Investors were anxiously waiting to see when the Fed would start to slow its $85 billion monthly asset purchases, with most predicting September as the beginning of the end of the aggressive quantitative easing program, known as QE4.

However, the Fed’s report offered no additional insight into the timing, keeping the taper anxiety of late intact. U.S. equities pared the losses that came immediately following the release of the minutes, but the bounce lost steam and stocks finished solidly lower.

Equities sold off in response to the Fed’s report, but the S&P followed the slide with a rally to fresh highs before returning into the red just ahead of the close. All ten sectors registered losses with rate-sensitive telecom services (-1.2%) and utilities (-1.2%) leading to the downside. Out of the ten sectors, only energy (-0.5%), health care (-0.5%), and technology (-0.1%) outperformed the broader market.

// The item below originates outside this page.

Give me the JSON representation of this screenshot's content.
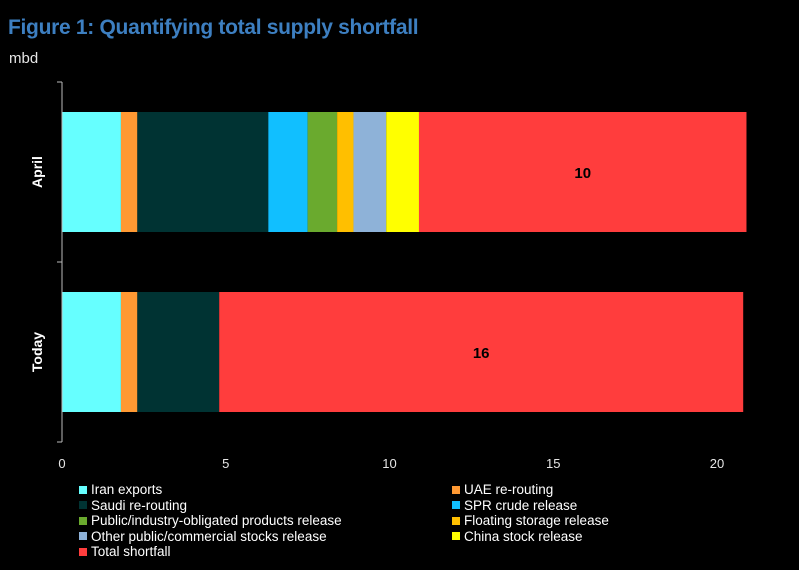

The tech sector held up relatively well and despite today’s loss, it is the only sector trading with an August gain (0.4%). Stocks were volatile with the CBOE Volatility Index jumped to its highest level since early July. Trading volume was the heaviest of the week, but still 11% lower than average.

In the biggest news of the day, the Fed minutes gave no clear signal. It showed that almost all participants were “broadly comfortable” with the contingent outlook for asset purchases that was given at the prior meeting in June.

Under that outlook, if economic conditions improved broadly as expected, the Committee would moderate the pace of purchases later this year and conclude the purchase program around the middle of 2014. However, the broader discussion showed some uncertainty among participants, with a number indicating less confidence in a growth rebound than they had been in June.

Treasuries moved lower following the report, despite a surprising jump in existing home sales, while mortgage applications saw their ninth-consecutive weekly decline.

Existing home sales rose 6.5% in July, the most in nearly three years, to a 5.39 million annual rate, the highest since November 2009, which was boosted by the homebuyer tax credit.

Economists predicted a rise of 6.1% to 5.15 million. Sales may have been accelerated on fears that mortgage rates will climb further in the months ahead. The 30-year mortgage is currently over 4.50%. Moreover, median prices continued to rise at a double-digit pace, up 13.7% from a year ago, the fastest pace since October 2005, to 213,500. Real median home prices are up a record 11.3% from a year ago. Distressed sales sold at a discount of roughly 14%.

Our Trend Tracking Indexes (TTIs) headed lower with the major indexes, as equities and bonds sank in unison. The Domestic TTI ended this volatile day at +1.27% while the International TTI closed at +4.33%.